Chapter 24: Games as the Play of Pleasure, is a treacherous section. First it talks about "flow", a kind of soft-and-squishy psychological phenomenon where people lose themselves in play. There are a few too many parallels between flow and the "immersive fallacy" presented a few chapters later. In this chapter the authors argue for flow as a useful concept; a few chapters later they present the same kind of immersive sensibility as a "fallacy".
Next they give a terse presentation of behavior theory, without which this schema would be incomplete. The people who design slot machines are well aware of Skinner's schedules of reinforcement.
Then, at the end of the chapter the authors take a swift and sudden wrong turn, by attempting to defuse the term "addiction" within the context of games/play. Being addicted to a game, they tell us, is not a negative thing, in contrast to addiction in a medical context. I think Scott McCloud's obsession with chess presents a good counterexample.
I'm not sure why Salen & Zimmerman felt the need to say, "But Mom, it really isn't a bad thing. Honest." I think if game studies (ludiology, as I like to call/spell it) is to be taken seriously, it needs to grow out of the "it's just a game" attitude it has towards itself. I am particularly dismayed by the dismissive attitude many game theorists have towards violence in games, such as Gonzalo Frasca's remarks about Grand Theft Auto 3. It seems no one on this side of the fence (the side that is opposite the outraged mothers and appalled schoolteachers) wants to take a serious look at how violent experiences penetrate into and extend out of the culture of computer games.

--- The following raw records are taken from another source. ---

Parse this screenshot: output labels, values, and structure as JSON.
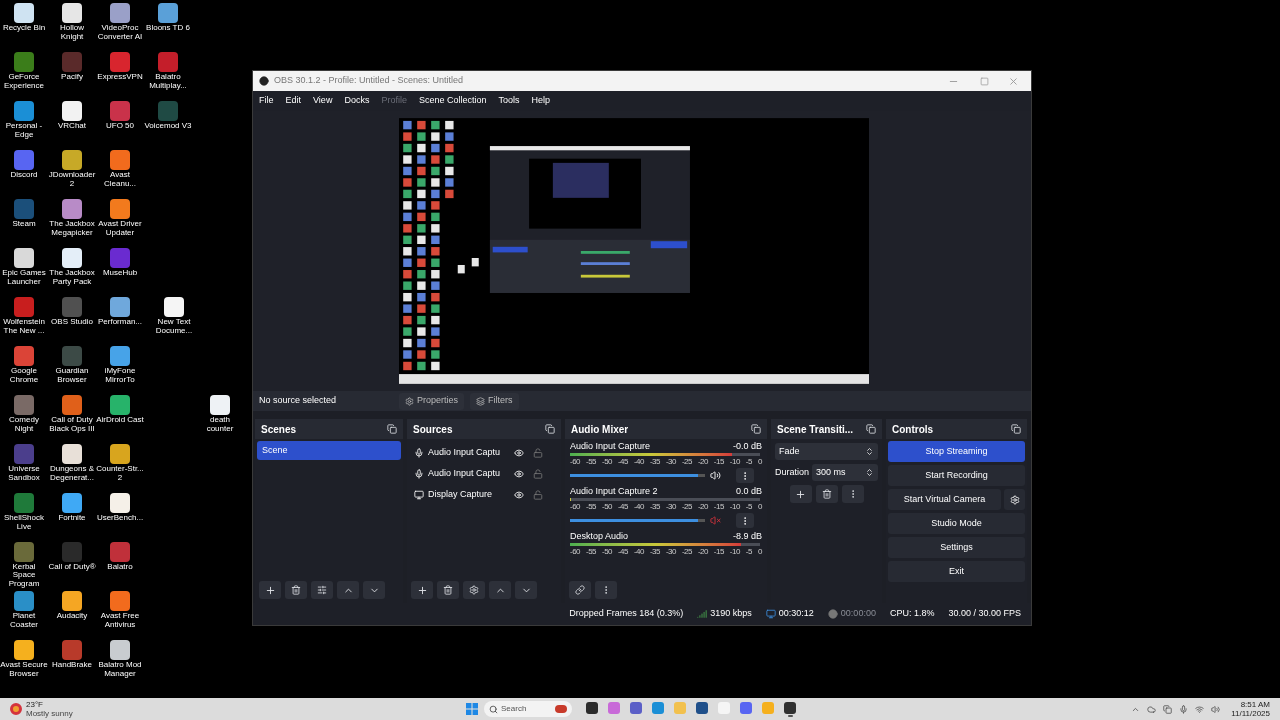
{
  "desktop_icons": [
    [
      {
        "label": "Recycle Bin",
        "color": "#cfe3f2"
      },
      {
        "label": "Hollow Knight",
        "color": "#e6e6e6"
      },
      {
        "label": "VideoProc Converter AI",
        "color": "#9aa0c8"
      },
      {
        "label": "Bloons TD 6",
        "color": "#5aa0d8"
      }
    ],
    [
      {
        "label": "GeForce Experience",
        "color": "#3b7d1a"
      },
      {
        "label": "Pacify",
        "color": "#5a2a2a"
      },
      {
        "label": "ExpressVPN",
        "color": "#d8252e"
      },
      {
        "label": "Balatro Multiplay...",
        "color": "#c41e2a"
      }
    ],
    [
      {
        "label": "Personal - Edge",
        "color": "#1b8fd6"
      },
      {
        "label": "VRChat",
        "color": "#f2f2f2"
      },
      {
        "label": "UFO 50",
        "color": "#c9324a"
      },
      {
        "label": "Voicemod V3",
        "color": "#1f4a44"
      }
    ],
    [
      {
        "label": "Discord",
        "color": "#5865f2"
      },
      {
        "label": "JDownloader 2",
        "color": "#c7a927"
      },
      {
        "label": "Avast Cleanu...",
        "color": "#f26b1d"
      }
    ],
    [
      {
        "label": "Steam",
        "color": "#1b4f7a"
      },
      {
        "label": "The Jackbox Megapicker",
        "color": "#b88bc7"
      },
      {
        "label": "Avast Driver Updater",
        "color": "#f27a1d"
      }
    ],
    [
      {
        "label": "Epic Games Launcher",
        "color": "#d9d9d9"
      },
      {
        "label": "The Jackbox Party Pack",
        "color": "#e4eef8"
      },
      {
        "label": "MuseHub",
        "color": "#6a2bd0"
      }
    ],
    [
      {
        "label": "Wolfenstein The New ...",
        "color": "#c81e1e"
      },
      {
        "label": "OBS Studio",
        "color": "#505050"
      },
      {
        "label": "Performan...",
        "color": "#6fa8dc"
      }
    ],
    [
      {
        "label": "Google Chrome",
        "color": "#db4437"
      },
      {
        "label": "Guardian Browser",
        "color": "#3c4a46"
      },
      {
        "label": "iMyFone MirrorTo",
        "color": "#47a3e8"
      }
    ],
    [
      {
        "label": "Comedy Night",
        "color": "#7a6a66"
      },
      {
        "label": "Call of Duty Black Ops III",
        "color": "#e0601a"
      },
      {
        "label": "AirDroid Cast",
        "color": "#27b36a"
      }
    ],
    [
      {
        "label": "Universe Sandbox",
        "color": "#4b3e8c"
      },
      {
        "label": "Dungeons & Degenerat...",
        "color": "#e8e0d8"
      },
      {
        "label": "Counter-Str... 2",
        "color": "#d8a51e"
      }
    ],
    [
      {
        "label": "ShellShock Live",
        "color": "#1f7a3a"
      },
      {
        "label": "Fortnite",
        "color": "#3fa9f5"
      },
      {
        "label": "UserBench...",
        "color": "#f5f0e8"
      }
    ],
    [
      {
        "label": "Kerbal Space Program",
        "color": "#6a6a3a"
      },
      {
        "label": "Call of Duty®",
        "color": "#2a2a2a"
      },
      {
        "label": "Balatro",
        "color": "#c0303a"
      }
    ],
    [
      {
        "label": "Planet Coaster",
        "color": "#2a8fc7"
      },
      {
        "label": "Audacity",
        "color": "#f5a623"
      },
      {
        "label": "Avast Free Antivirus",
        "color": "#f26b1d"
      }
    ],
    [
      {
        "label": "Avast Secure Browser",
        "color": "#f5b01e"
      },
      {
        "label": "HandBrake",
        "color": "#b83a2a"
      },
      {
        "label": "Balatro Mod Manager",
        "color": "#c8ccd0"
      }
    ]
  ],
  "loose_icons": [
    {
      "label": "New Text Docume...",
      "color": "#f5f5f5"
    },
    {
      "label": "death counter",
      "color": "#eef2f5"
    }
  ],
  "obs": {
    "title": "OBS 30.1.2 - Profile: Untitled - Scenes: Untitled",
    "menu": [
      {
        "label": "File",
        "disabled": false
      },
      {
        "label": "Edit",
        "disabled": false
      },
      {
        "label": "View",
        "disabled": false
      },
      {
        "label": "Docks",
        "disabled": false
      },
      {
        "label": "Profile",
        "disabled": true
      },
      {
        "label": "Scene Collection",
        "disabled": false
      },
      {
        "label": "Tools",
        "disabled": false
      },
      {
        "label": "Help",
        "disabled": false
      }
    ],
    "context": {
      "status": "No source selected",
      "buttons": [
        "Properties",
        "Filters"
      ]
    },
    "scenes": {
      "title": "Scenes",
      "items": [
        {
          "label": "Scene",
          "selected": true
        }
      ]
    },
    "sources": {
      "title": "Sources",
      "items": [
        {
          "label": "Audio Input Captu",
          "kind": "audio",
          "visible": true,
          "locked": false
        },
        {
          "label": "Audio Input Captu",
          "kind": "audio",
          "visible": true,
          "locked": false
        },
        {
          "label": "Display Capture",
          "kind": "display",
          "visible": true,
          "locked": false
        }
      ]
    },
    "mixer": {
      "title": "Audio Mixer",
      "channels": [
        {
          "name": "Audio Input Capture",
          "reading": "-0.0 dB",
          "level": 0.85,
          "ticks": [
            "-60",
            "-55",
            "-50",
            "-45",
            "-40",
            "-35",
            "-30",
            "-25",
            "-20",
            "-15",
            "-10",
            "-5",
            "0"
          ],
          "slider": {
            "level": 0.95,
            "muted": false
          }
        },
        {
          "name": "Audio Input Capture 2",
          "reading": "0.0 dB",
          "level": 0,
          "ticks": [
            "-60",
            "-55",
            "-50",
            "-45",
            "-40",
            "-35",
            "-30",
            "-25",
            "-20",
            "-15",
            "-10",
            "-5",
            "0"
          ],
          "slider": {
            "level": 0.95,
            "muted": true
          }
        },
        {
          "name": "Desktop Audio",
          "reading": "-8.9 dB",
          "level": 0.9,
          "ticks": [
            "-60",
            "-55",
            "-50",
            "-45",
            "-40",
            "-35",
            "-30",
            "-25",
            "-20",
            "-15",
            "-10",
            "-5",
            "0"
          ]
        }
      ]
    },
    "transitions": {
      "title": "Scene Transiti...",
      "type": "Fade",
      "duration_label": "Duration",
      "duration": "300 ms"
    },
    "controls": {
      "title": "Controls",
      "buttons": [
        {
          "label": "Stop Streaming",
          "active": true,
          "gear": false
        },
        {
          "label": "Start Recording",
          "active": false,
          "gear": false
        },
        {
          "label": "Start Virtual Camera",
          "active": false,
          "gear": true
        },
        {
          "label": "Studio Mode",
          "active": false,
          "gear": false
        },
        {
          "label": "Settings",
          "active": false,
          "gear": false
        },
        {
          "label": "Exit",
          "active": false,
          "gear": false
        }
      ]
    },
    "status": {
      "dropped": "Dropped Frames 184 (0.3%)",
      "bitrate": "3190 kbps",
      "stream_time": "00:30:12",
      "record_time": "00:00:00",
      "cpu": "CPU: 1.8%",
      "fps": "30.00 / 30.00 FPS"
    }
  },
  "taskbar": {
    "weather": {
      "temp": "23°F",
      "condition": "Mostly sunny"
    },
    "search": "Search",
    "apps": [
      {
        "color": "#2b2b2b",
        "running": false
      },
      {
        "color": "#c86ad8",
        "running": false
      },
      {
        "color": "#5b5fc7",
        "running": false
      },
      {
        "color": "#1b8fd6",
        "running": false
      },
      {
        "color": "#f2c14e",
        "running": false
      },
      {
        "color": "#1f4f8a",
        "running": false
      },
      {
        "color": "#f5f5f5",
        "running": false
      },
      {
        "color": "#5865f2",
        "running": false
      },
      {
        "color": "#f5b01e",
        "running": false
      },
      {
        "color": "#303030",
        "running": true
      }
    ],
    "time": "8:51 AM",
    "date": "11/11/2025"
  }
}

I believe it to be more than just mom-being-prudish; there is a meaningful connection between violence in the media and violence in the real world. Those who refuse to define where that connection takes place are foolishly removing themselves from a discussion that will take place without them.

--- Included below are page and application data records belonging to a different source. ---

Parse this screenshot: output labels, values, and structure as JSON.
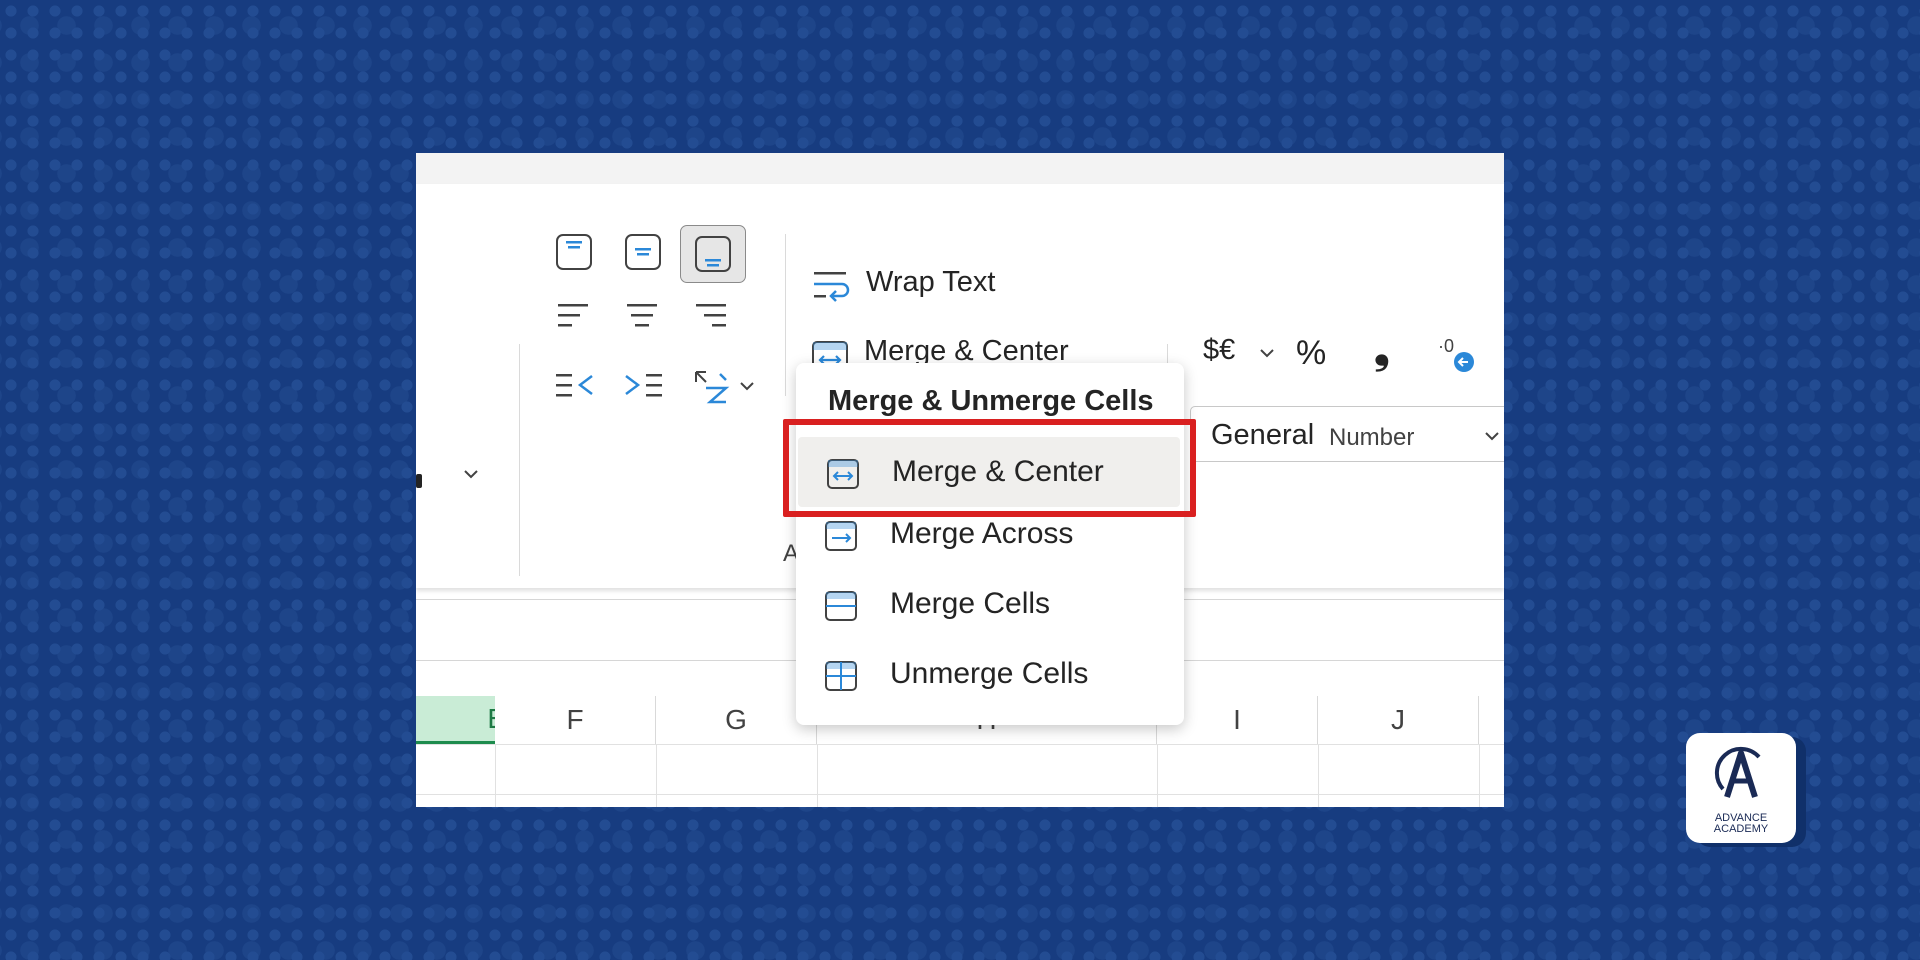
{
  "ribbon": {
    "wrap_text_label": "Wrap Text",
    "merge_center_label": "Merge & Center",
    "number_format_value": "General",
    "number_group_label": "Number",
    "alignment_group_label_partial": "A",
    "currency_label": "$€",
    "percent_label": "%",
    "comma_label": "❟"
  },
  "dropdown": {
    "title": "Merge & Unmerge Cells",
    "items": [
      {
        "label": "Merge & Center",
        "icon": "merge-center-icon",
        "selected": true
      },
      {
        "label": "Merge Across",
        "icon": "merge-across-icon",
        "selected": false
      },
      {
        "label": "Merge Cells",
        "icon": "merge-cells-icon",
        "selected": false
      },
      {
        "label": "Unmerge Cells",
        "icon": "unmerge-cells-icon",
        "selected": false
      }
    ]
  },
  "grid": {
    "columns": [
      "E",
      "F",
      "G",
      "H",
      "I",
      "J"
    ],
    "active_column": "E"
  },
  "logo": {
    "line1": "ADVANCE",
    "line2": "ACADEMY"
  },
  "colors": {
    "background": "#173c80",
    "accent": "#1e8c4e",
    "highlight": "#d92020",
    "icon_blue": "#2b88d8"
  }
}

Returning to the book, three of the schemas, Games as the Play of Meaning, Games as Narrative Play, and Games as the Play of Simulation, focus on the creation of meaning in the play of a game. In these chapters the term "emergent" keeps popping up. When talking about systems, emergence is something of a "gee, I didn't expect that to happen" kind of event. But with respect to meaning, narrative, and simulation, emergence is more of a "we want this to happen" kind of event. In other words, emergence with respect to meaning, narrative, and simulation is actually the same thing as design. The potential for a certain situation is programmed into the game, although this programing might be done in a "second order" way, one level removed from the situation itself.
In a through-composed experience, meanings, stories, and interactions don't "emerge" -- they are revealed. Meanings don't suddenly rise from the ground, like Arethusa as a spring. At least they don't in simulation games, where meaning tends to be located on the surface of objects, in their form, color, and attitude. The process of design is an activity of adding constraints, the shutting out of incorrect meanings.

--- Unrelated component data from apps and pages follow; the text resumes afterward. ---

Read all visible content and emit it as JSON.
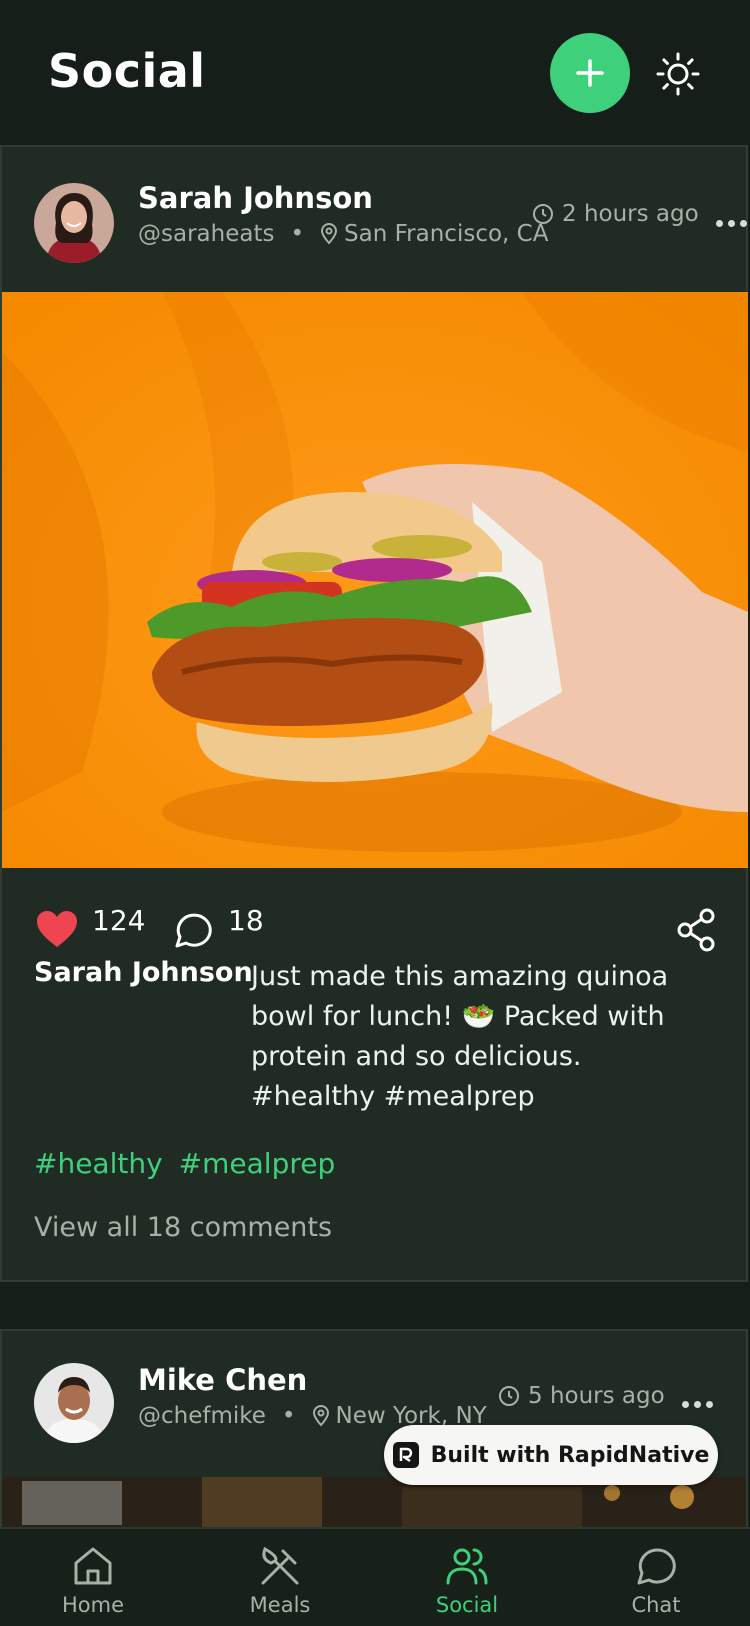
{
  "header": {
    "title": "Social",
    "add_icon": "plus-icon",
    "theme_icon": "sun-icon"
  },
  "posts": [
    {
      "author": "Sarah Johnson",
      "handle": "@saraheats",
      "location": "San Francisco, CA",
      "time": "2 hours ago",
      "likes": "124",
      "comments": "18",
      "caption_author": "Sarah Johnson",
      "caption": "Just made this amazing quinoa bowl for lunch! 🥗 Packed with protein and so delicious. #healthy #mealprep",
      "tags": [
        "#healthy",
        "#mealprep"
      ],
      "view_comments": "View all 18 comments"
    },
    {
      "author": "Mike Chen",
      "handle": "@chefmike",
      "location": "New York, NY",
      "time": "5 hours ago"
    }
  ],
  "badge": {
    "label": "Built with RapidNative"
  },
  "tabs": [
    {
      "label": "Home",
      "icon": "home-icon"
    },
    {
      "label": "Meals",
      "icon": "utensils-icon"
    },
    {
      "label": "Social",
      "icon": "users-icon"
    },
    {
      "label": "Chat",
      "icon": "chat-bubble-icon"
    }
  ],
  "colors": {
    "accent": "#3fd07b",
    "like": "#ef4452",
    "background": "#151e18",
    "card": "#1f2b23"
  }
}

Now it is possible for one to create a private game, an activity performed in isolation, in which meanings are allowed to accumulate in every relationship. These meanings multiply themselves, forming metaphors, analogies, and so on. But few of these emergent meanings will survive exposure to other players. This is the process of design, the activity of pruning down the meanings in a system so that others can appreciate that system.
Quite often there might be truly emergent behavior in the system, things happening that were unexpected by the designer. How often do these emergent behaviors result in unstable systems, in critical errors and infinite loops? At least half the time, I would say. In the end, a good designer will eschew emergence. The players of the well-designed game get exactly the experience it was designed for, because when a game demonstrates emergent behavior it is just as likely to cause a critical failure as not.
It just so happens that narrative is a domain where the observer brings significantly more meanings into the situation. Observer-supplied meanings explode the constraints that were so carefully put into place, allowing texts to be "read as" new texts. Narrative, as a form, is in a position to take advantage of this, in a way that games, simulations, and the anti-narrative lud[i]ologists cannot.